Pushing Pawns: The Chess Club Book One
Together with his crew -- charismatic psychopath P.D. Morales, gifted violinist and expert fencer Esther Toussaint, shy anime fan Maggie Wang, and the new boy, Albanian chess wizard Zamir Hoxha -- Moses vows to take the world of New York City scholastic chess by storm. But trouble’s on the way, in the form of neighborhood bullies, a vengeful vice principal, racist gentrifiers, the snooty rich kids from Galton Prep, and, worst of all, a sexual predator who could destroy a young woman’s life and the team’s newfound solidarity.
Perfect for young fans of The Queen's Gambit, this innovative YA novel combines humor, drama, and social insight.
Fortunately, socialist sympathizers have interesting friends and connections, one of whom is Viktor Fleishmann, an elderly Soviet chess grandmaster who now spends frosty mornings in New York parks playing games and reading old papers written in Cyrillic. I imagine him as the type of man who never irons his pants and breaks the filters off American cigarettes, so they taste more like the ones he smoked in Novosibirsk when he was 12.
Readers can guess early where this story heads, but what separates it from being a typical hero’s journey with an eccentric mentor, or a clumsy Ayn Rand-like political missive, is Novak’s ingenious setup. Chess is not an allegory for the state of affairs between great nations. Rather, chess philosophy and playing style help explain the unique ways the two superpowers interpreted life and society in the late 20th century. It makes a powerful argument for the virtues of both.

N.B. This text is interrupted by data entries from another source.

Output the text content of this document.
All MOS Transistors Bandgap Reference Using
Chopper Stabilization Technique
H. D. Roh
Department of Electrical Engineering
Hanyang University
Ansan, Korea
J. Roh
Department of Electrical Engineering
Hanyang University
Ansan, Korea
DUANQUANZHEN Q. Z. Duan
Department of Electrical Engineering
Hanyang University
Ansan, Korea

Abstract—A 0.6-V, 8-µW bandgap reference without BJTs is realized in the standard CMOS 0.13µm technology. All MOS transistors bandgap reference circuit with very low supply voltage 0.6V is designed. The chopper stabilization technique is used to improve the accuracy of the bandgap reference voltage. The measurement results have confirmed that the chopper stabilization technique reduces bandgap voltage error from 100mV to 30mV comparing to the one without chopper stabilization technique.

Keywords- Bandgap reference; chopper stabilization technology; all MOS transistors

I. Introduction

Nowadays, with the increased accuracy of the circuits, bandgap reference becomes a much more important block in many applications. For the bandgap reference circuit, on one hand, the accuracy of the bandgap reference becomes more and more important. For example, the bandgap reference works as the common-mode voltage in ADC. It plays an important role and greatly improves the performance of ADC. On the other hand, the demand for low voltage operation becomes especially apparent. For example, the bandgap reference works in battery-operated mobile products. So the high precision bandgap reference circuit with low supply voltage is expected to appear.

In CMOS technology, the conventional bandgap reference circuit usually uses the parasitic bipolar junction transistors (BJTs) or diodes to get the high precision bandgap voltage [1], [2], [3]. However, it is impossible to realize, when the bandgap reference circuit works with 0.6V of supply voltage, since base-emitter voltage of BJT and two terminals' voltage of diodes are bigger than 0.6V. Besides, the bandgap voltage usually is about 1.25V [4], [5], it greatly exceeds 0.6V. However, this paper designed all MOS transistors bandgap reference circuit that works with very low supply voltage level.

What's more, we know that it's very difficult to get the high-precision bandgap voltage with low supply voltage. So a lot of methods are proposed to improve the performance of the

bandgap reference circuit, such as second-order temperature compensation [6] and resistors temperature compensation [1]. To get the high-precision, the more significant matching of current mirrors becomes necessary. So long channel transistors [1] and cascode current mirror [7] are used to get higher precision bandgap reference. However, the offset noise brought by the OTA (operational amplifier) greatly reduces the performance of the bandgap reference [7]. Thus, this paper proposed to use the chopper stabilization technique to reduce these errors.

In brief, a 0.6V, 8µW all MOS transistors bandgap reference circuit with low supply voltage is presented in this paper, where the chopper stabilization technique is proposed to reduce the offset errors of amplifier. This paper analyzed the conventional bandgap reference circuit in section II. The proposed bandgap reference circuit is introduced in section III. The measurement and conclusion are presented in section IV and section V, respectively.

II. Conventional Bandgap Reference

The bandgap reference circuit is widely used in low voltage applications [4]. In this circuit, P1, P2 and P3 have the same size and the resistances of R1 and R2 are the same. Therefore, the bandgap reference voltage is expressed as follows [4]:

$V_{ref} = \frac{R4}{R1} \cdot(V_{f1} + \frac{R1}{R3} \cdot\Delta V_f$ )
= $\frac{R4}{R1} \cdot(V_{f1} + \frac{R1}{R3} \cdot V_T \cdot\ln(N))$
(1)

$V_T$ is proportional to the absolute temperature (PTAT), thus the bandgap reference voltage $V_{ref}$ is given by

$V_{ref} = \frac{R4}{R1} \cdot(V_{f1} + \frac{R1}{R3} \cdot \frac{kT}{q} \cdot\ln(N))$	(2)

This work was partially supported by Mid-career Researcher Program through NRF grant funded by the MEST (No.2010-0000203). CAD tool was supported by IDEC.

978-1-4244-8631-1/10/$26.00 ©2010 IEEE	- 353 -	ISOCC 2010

These story elements are timely, with renewed interest in both chess (the Queens Gambit) and Soviet Russia (Chernobyl, the Americans), but if chess strategy and political allegory sound too heady for an engaging young adult read, fear not. Novak creates a fun, fast-paced, high-stakes narrative that requires no advance knowledge of either chess or the cold war. His game descriptions are masterful and exciting, even to the layperson. Soviet chess playing method becomes the ancient religion our heroes unearth to give them an advantage against a well-funded preparatory school. If that isn’t a great hook, I don’t know what is.
The universe of PUSHING PAWNS is one I’d like to inhabit, with characters I’d love to befriend. Middleton is mixed race but phenotypically black with hyper-educated parents — worth mentioning when so much literature expects black teen characters to be touched by gun violence and broken families. His friend Esther is a masterful violinist and sabreuse; P.D. is a gay Judd Nelson; and my favorite character, Zamir, is an Albanian immigrant with the sort of amazing tee shirts I know southeastern Europeans to wear.
Written during a time of extreme isolation, the concept of a gang of friends who support each other is appealing. It’s nice to crawl into a book where teens can hang out together, unmasked.
Novak’s use of expository dialogue and narrative occasionally feels a bit more “telly” rather than “showy,” but it’s fascinating enough to be forgivable. The only thing I wish might have been different — and this is a small quibble indeed — was the resolution of a subplot in which Mose’s friend Molly is vulnerable and in imminent danger of falling into the hands of a leering uncle. I won’t spoil how it shakes out, but I’d prefer if she had a little more agency. Hardly a dealbreaker.
All the best teen reads today are indie, and PUSHING PAWNS is no exception. Novak executes his story with a clear love of chess, a deft understanding of Soviet society, and a keen openness to reevaluating cold war history. Smart middle graders and young adults will enjoy the primary storyline, while aging GenXers will recall — and question — the world of their youth.
Don’t miss it. As clever as it is smart, Dima Novak’s PUSHING PAWNS twists a tale of public school chess competitions into a gratifying story of classism, teamwork, loyalty, friendship, and sweet, sweet revenge.
- Plotting that pulls you through the book in one sitting if you have time
- Politics! And people who care about politics.
- The real stakes of real lives in contemporary America, urgently felt
- Vivid, plausible, engaging characters whose trajectories are open, not predestined
- Great sense of place and time: diverse NYC neighborhood undergoing gentrifying invasion
- Social issues handled unsentimentally but hopefully
- High schoolers realistically taking action
- Chess written with excitement!
- Cultural references, from Opera to B movies, you want to follow up
The chess play is plausible and exciting, but should be no bar to readers who aren't especially interested in the game. The real draw is the characters: they're a diverse bunch of very smart kids who transcend the usual urban stereotypes. The narrative voice is uniquely endearing: the protag is like a contemporary urban Holden Caulfield, a funny, vulnerable dreamer.
You care about these kids and root for them as they struggle and triumph. Touching, funny, exciting, and ultimately rewarding.